A natural idea consists in using $X$ itself. This is the maximum-likelihood estimator of $\theta$ and is indeed a good estimator of $\theta$. It is the best estimator that is translation-invariant; it is minimax; etc.

However, Stein has shown that $X$ is not actually perfect: there exists a whole family of estimators which are better than it, if $d \geq 3$. These are estimators of the form:

$\displaystyle{ \hat{\theta} = \left(1 - \frac{d-2}{\|X -\theta_0 \|} \right) (X-\theta_0) +\theta_0}$

No matter the true value of $\theta$, these estimators always have lower Mean-Squared Error than $X$. In other words, they always do a better job! In sense, it is thus slightly “stupid” to use $X$ instead of them, because you are going to make bigger errors by doing so.

The reason this occurs is due to the strong power of biasing your estimators in high-dimensions. Biasing causes an increase in error, but causes a stronger reduction in the variance, and is thus beneficial. The Stein-estimator creates a bias towards $\theta_0$ which is able to improve the performance of the estimation. While, other biased estimators such as adding a $L_1$ or $L_2$ penalty (in machine-learning’s horrible jargon, these are known as Lasso and Ridge penalties) would also improve over $X$ when close enough to $\theta_0$, the more general estimator $X$ is better than them when we are far away. However, the Stein-estimator is always better since its bias vanishes when $X$ is far from $\theta_0$.

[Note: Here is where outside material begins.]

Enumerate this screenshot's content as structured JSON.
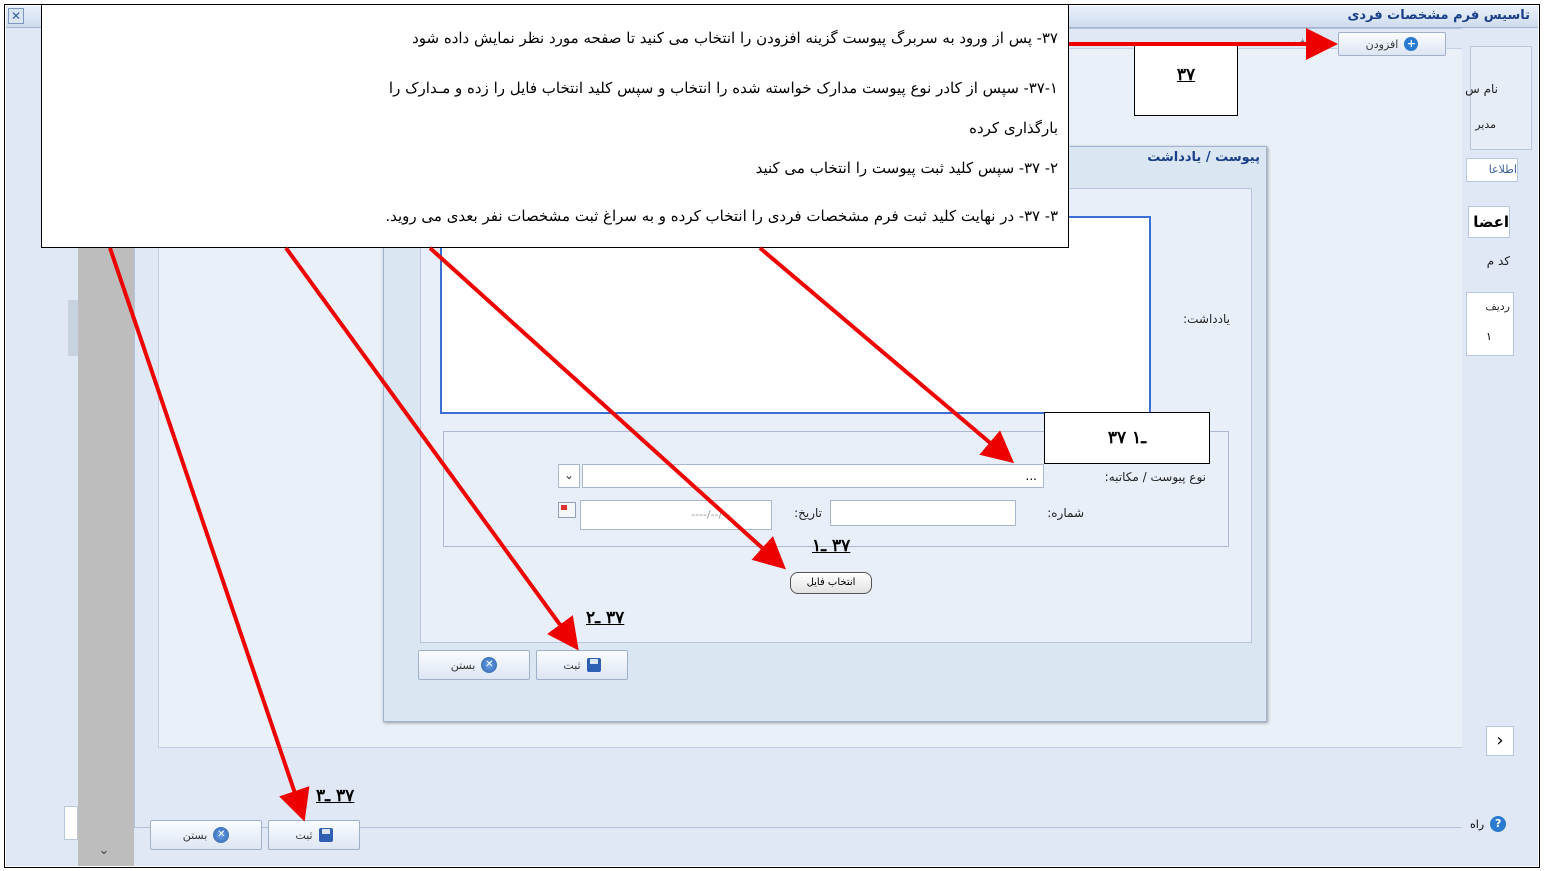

When I first saw this result, I was very perplexed by the very peculiar form of the Stein-estimator. There is this tendency in math to present properties like this one as magical: “here is this one guy that just happens to have a crazy property”, instead of detailling where the property comes from. The Stein-estimator is usually presented in this manner, but it does have an interesting origin. Indeed, it is a actually close to a Bayesian estimator (more precisely, he can be derived from an empirical Bayes approach. Since it isn’t truly Bayesian, it should mean that there exists another estimator that dominates it). This makes a little bit of sense, since Bayesian estimators are known to have good Mean Squared Error. Of course, I’m still very curious whether their could be other biases which result in estimators which dominate $X$ everywhere. I’m just never satisfied with a single counter-example: I want to know the set of all counter-examples.

Thus, the Stein phenomenon gives us the high-level lesson that “Bias is good (in high-dimensions)”. However, there remains one question: in which direction should we bias our estimate? This is an interesting question.

Indeed, if we have no idea which $\theta_0$, one idea is to choose randomly around $X$ which constitues a natural first guess for $\theta$. However, that is stupid, by the following argument:

• Biasing our estimator towards $\theta_0$ is only good compared to $X$ if $\theta_0$ is pulling us towards the true value $\theta$.
• If we choose randomly around $X$, half of the values that we choose are going to be further away from $\theta$ than $X$
• Thus, randomly choosing our bias direction is a bad idea: it’s going to be worse than $X$ (see: https://arxiv.org/pdf/1203.5626.pdf for a more detailled presentation of that idea).

Thus, biasing is indeed good if we have true prior information about the direction in which we should bias our guess. If we don’t, then it is better to use the unbiased estimator $X$ since a randomly chosen bias is unlikely to actually achieve a reduction in error.